“Für Verlage sind soziale Netzwerke noch zu sehr Spielwiese” – Interview mit Peter Schink


Bild 1Peter Schink, der als Leiter Produktentwicklung im Axel Springer Verlag Welt Online mit drei Relaunches in der Reichweite weit nach vorne gebracht und das Internet-Manifest mitverfasst hat, und Medienberater Steffen Büffel, Redaktionsleiter der Blogpiloten, gründen gemeinsam die mediati – Agentur für mediale Zukunft. Sie will Verlagen mit Konzepten und Strategien und der konkreten Umsetzung beim Übergang ins digitale Zeitalter helfen. Was sind dabei die größten Baustellen? Ein Interview mit Peter Schink.

Was bietet die Agentur mediati?

Peter Schink: Wir bieten Strategieberatung. Was will ein Verlag im Internet? Wie kommt er zu möglichst vielen Lesern oder Nutzern? Und wir bieten die konkrete Umsetzung beim Projekmanagement oder Relaunchprojekten.

Haben Sie auch schon Kunden?

SchinkJa. Ohne Namen zu nennen: Wir werden künftig für mehrere größere Verlage arbeiten.

Versprechen Sie sich mehr davon, Konzepte von außen aufzusetzen anstatt intern für die Umsetzung verantwortlich zu sein?

Auf jeden Fall ist es ein Vorteil, wenn man zwar die Verlagsbranche von innen kennt, aber auch einen übergeordneten Blick hat und von außen mit Ideen kommt. Es ist leichter, innovativ zu sein und Dinge auch wirklich state of the art umzusetzen, als wenn man im Verlag sitzt und von dort aus während des Tagesgeschäfts schauen muss, was sich draußen im Internet tut.

Sie waren Head of Product Development bei Springer. Konnten Sie dort Ihre Konzepte nicht genügend umsetzen?

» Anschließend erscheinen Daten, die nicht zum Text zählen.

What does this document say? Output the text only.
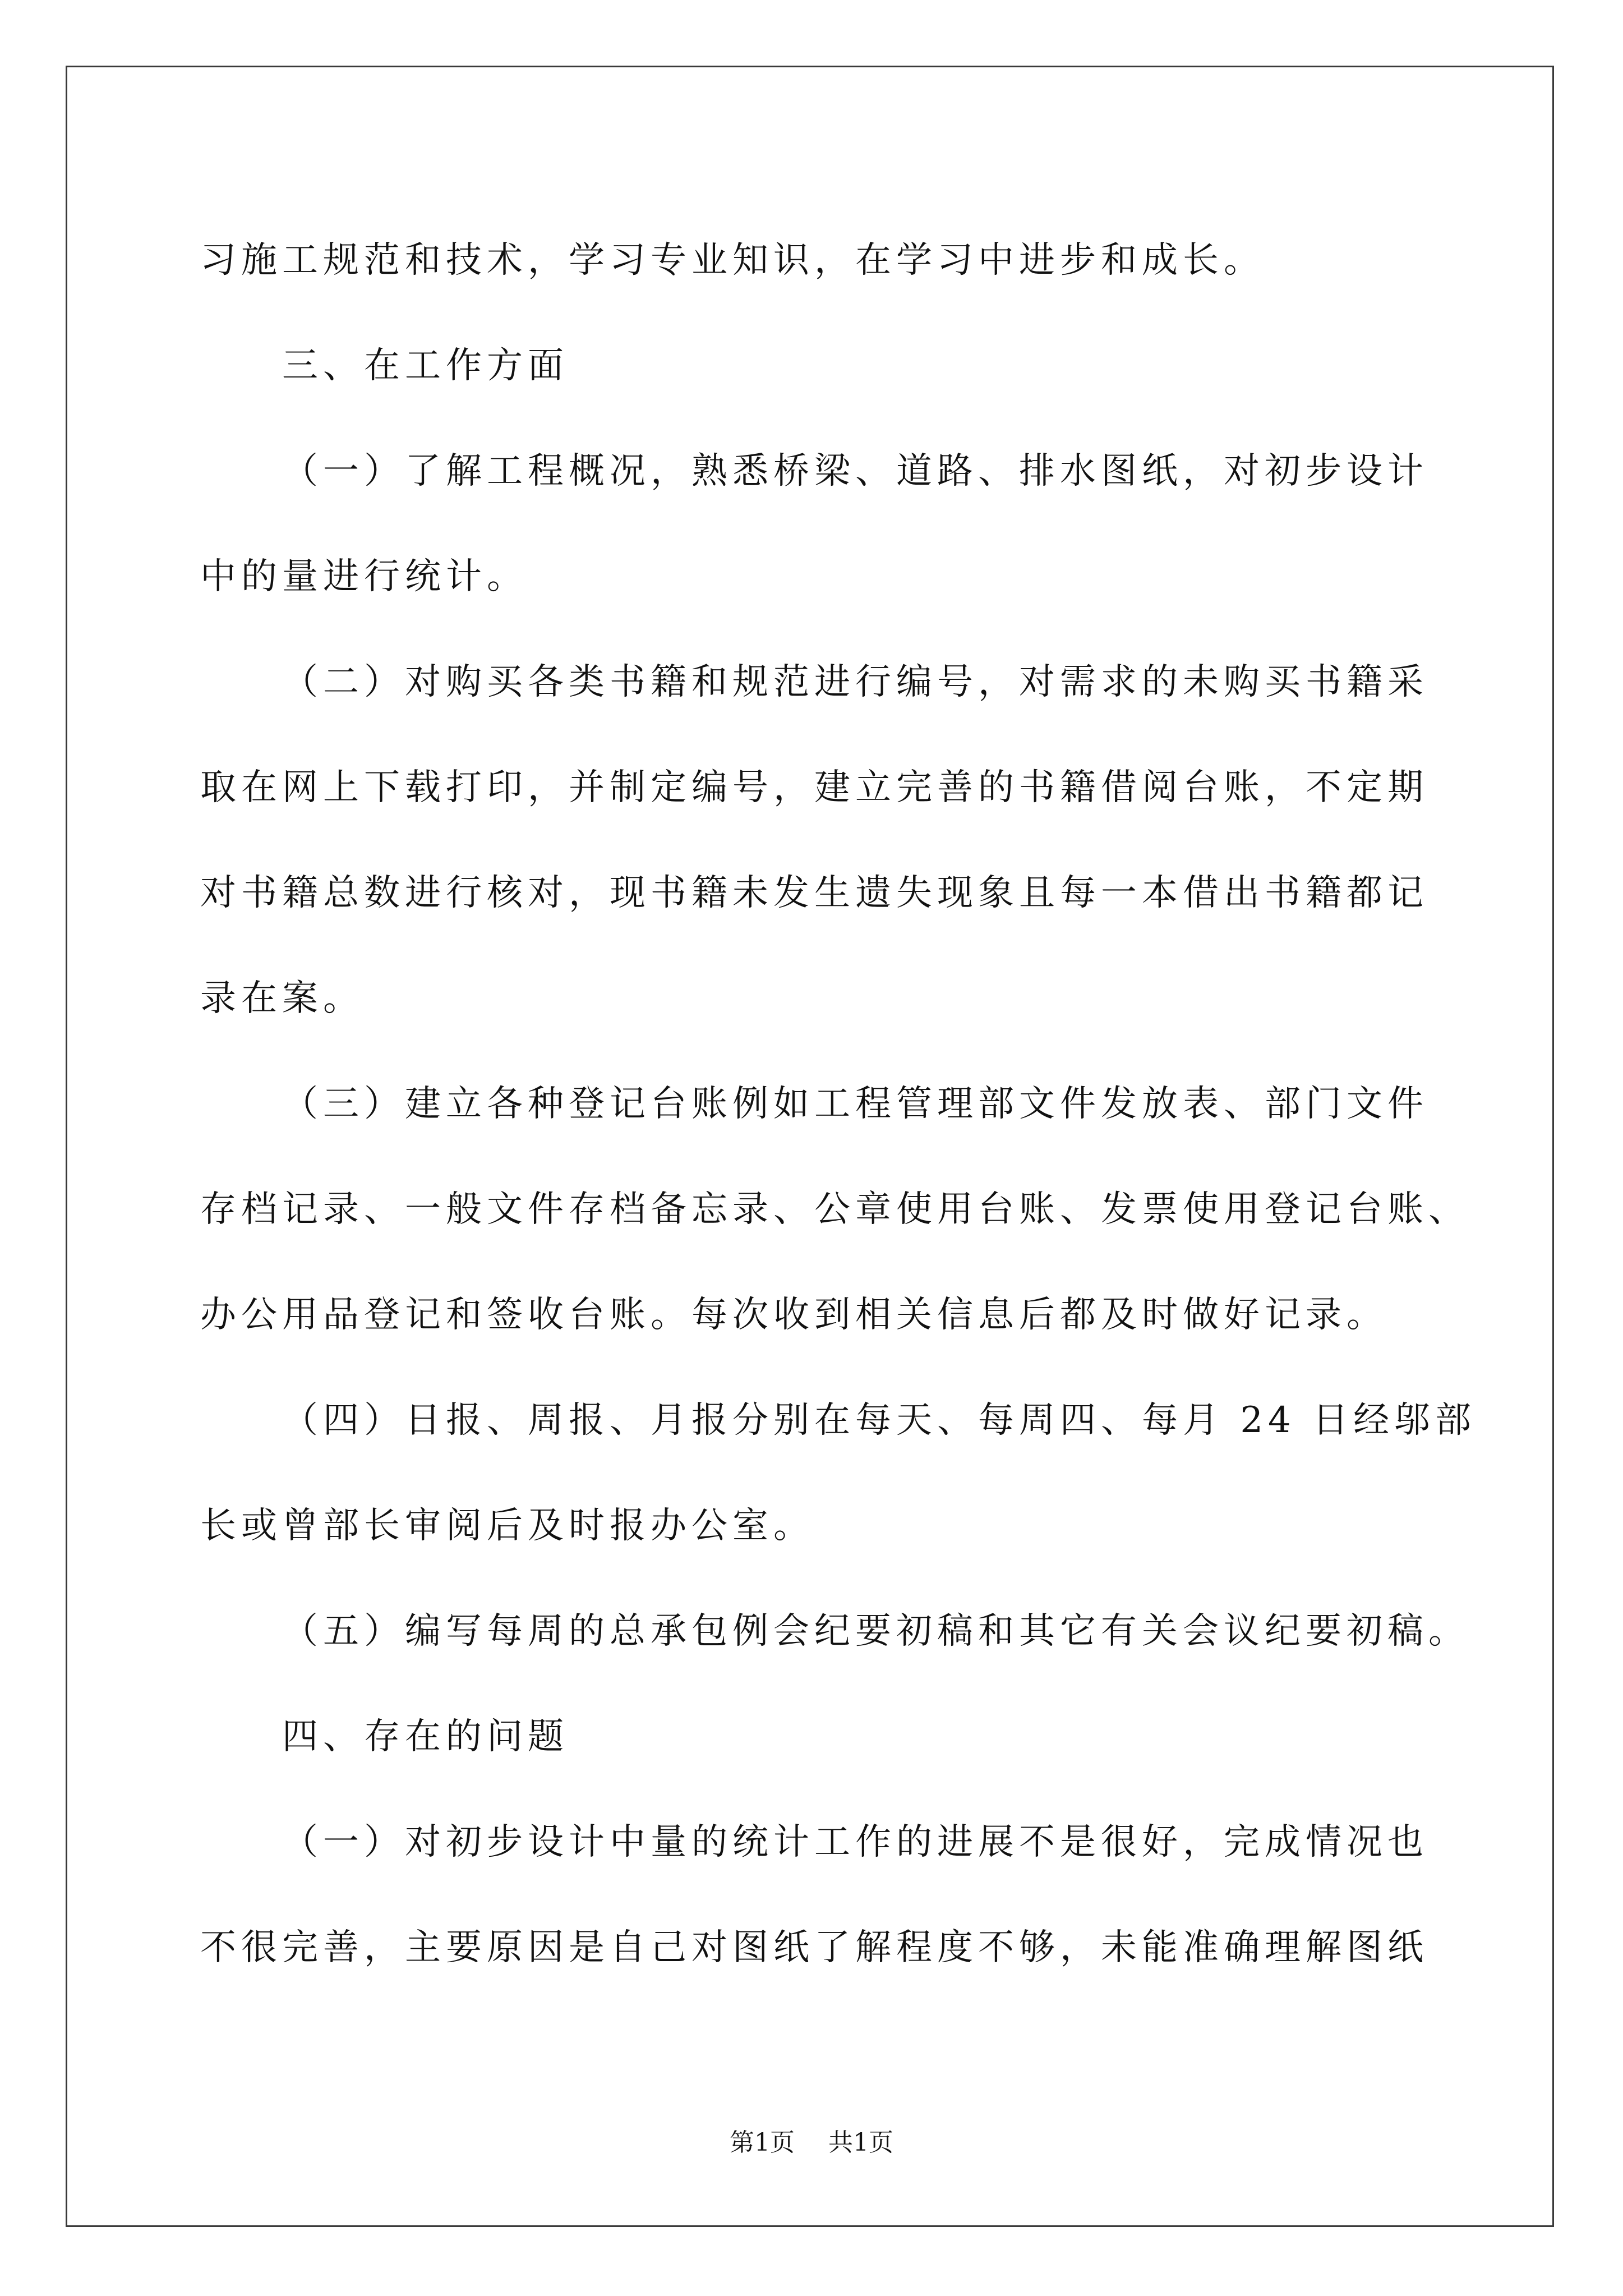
习施工规范和技术，学习专业知识，在学习中进步和成长。
三、在工作方面
（一）了解工程概况，熟悉桥梁、道路、排水图纸，对初步设计
中的量进行统计。
（二）对购买各类书籍和规范进行编号，对需求的未购买书籍采
取在网上下载打印，并制定编号，建立完善的书籍借阅台账，不定期
对书籍总数进行核对，现书籍未发生遗失现象且每一本借出书籍都记
录在案。
（三）建立各种登记台账例如工程管理部文件发放表、部门文件
存档记录、一般文件存档备忘录、公章使用台账、发票使用登记台账、
办公用品登记和签收台账。每次收到相关信息后都及时做好记录。
（四）日报、周报、月报分别在每天、每周四、每月 24 日经邬部
长或曾部长审阅后及时报办公室。
（五）编写每周的总承包例会纪要初稿和其它有关会议纪要初稿。
四、存在的问题
（一）对初步设计中量的统计工作的进展不是很好，完成情况也
不很完善，主要原因是自己对图纸了解程度不够，未能准确理解图纸
第1页 共1页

Ich bin letztlich bei Springer weggegangen, weil ich drei Relaunches von Welt Online verantwortet habe. Da fragt man sich natürlich, was kommt denn jetzt danach? Letztlich war für mich dann die Entscheidung klar: Es ist nicht der vierte Relaunch, sondern ich will jetzt mal einen Tapetenwechsel vornehmen.

Was sind die größten digitalen Baustellen in den Verlagen?

Das wichtigste Momentum: Viele Verlage tun sich schwer, tatsächlich Innovationen im Internet umzusetzen. Sie hinken den Entwicklungen im Internet oft hinterher. Der zweite Punkt: Wenn man ins Internet geht, muss man auch schauen, wie man neue Technologien und neue Kanäle möglichst gut adaptiert und den Kunden das bietet, was sie auch haben wollen. Im Internet erfolgreich sein, ist für Verlage gar nicht so einfach.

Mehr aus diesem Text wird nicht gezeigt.